Yahoo Sports NFL expert Charles McDonald slotted Robinson as the seventh most talented prospect in his top-100 rankings and the only running back to crack the top 40 spots (Alabama’s Jahmyr Gibbs and Tulane’s Tyjae Spears ranked 42 and 43, respectively).

In his most recent mock draft, McDonald projected the Tampa Bay Buccaneers selecting Robinson at 19.

But Robinson’s draft slot will be as influenced by the NFL’s shifting perception of running back value as it will by his talent and playmaking. Modern NFL offenses favor the pass. Front offices increasingly view physical running backs who absorb punishing blows skeptically, concerned about their longevity and the risk of an asset deteriorating more rapidly than at other positions.

Robinson often watches San Francisco 49ers running back Christian McCaffrey, who averaged 110 yards per game after the 49ers traded for him last year. McCaffrey collected 67.8 of those by ground and 42.2 by air. McCafreey scored 40% of his 10 touchdowns in 11 games via receptions.

“He’s such a big part of his offense,” Robinson said. “And for me, I can do the exact same thing for whichever team I end up at. You definitely said it the right way, that hybrid. That’s what I think the running back position value should go to now.”

How Robinson’s tackle-breaking, sure hands would benefit Cowboys

When asked for a play that sums up how he will threaten at the NFL level, Robinson needs two because, well, he’s marrying two skill sets to make plays.

He points to the post route he ran in a 24-21 win over Iowa State, Robinson first beating the safety with his release and then needing just one hand to bring in a ball that was thrown higher than intended.

“That’s the play coaches look at and go, ‘All right, this dude can do some things,’” Robinson said.

Then he describes an inside zone run where he cut to one side, and then the other, of the field. Robinson outraced the defenders chasing him down en route to a deep touchdown. A conversation about Robinson that doesn’t include his tackle-breaking ability isn’t a complete conversation about him.

“It’s a lot of film study obviously,” Robinson said. “How you look at angles on defenders and how you set defenders up is really big in how you can break a lot of tackles. For me, I look at, we call it in football the ‘quarter’ so it’s the shoulders and my shoulder angles. I think I can do a really good job of dissecting the angle I’m trying to take against a defender. I think obviously that’s a gift from God [and one I’ll] keep working on.

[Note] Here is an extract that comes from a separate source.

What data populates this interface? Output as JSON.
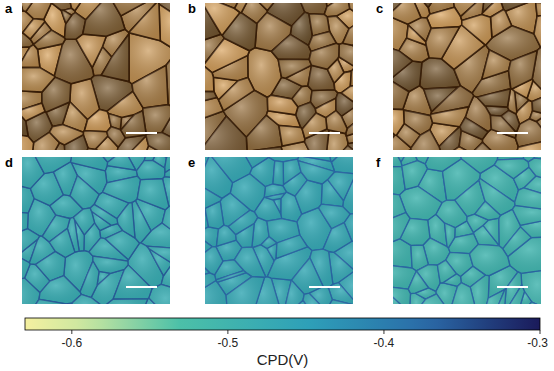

“It’s one of the things I love to do.”

Soon, Robinson will find out which team will employ his play-making skills and analytical approach. The Cowboys will be watching closely to see if he falls within their range, a chance to tag-team with Pollard in 2023 and then to provide stability for years to come — whether on one contract or more.

“When you lose a guy like Zeke, you want a young guy coming in here,” Stephen Jones said. “Who’s to say at what point that would be whether it’s first, second, third or fourth who knows where that might come up. But certainly a spot where, if the right guy were there …

“As we go through the draft, I can’t imagine [a running back’s] not going to get a lot of attention in terms of us going through what he can do for our football team.”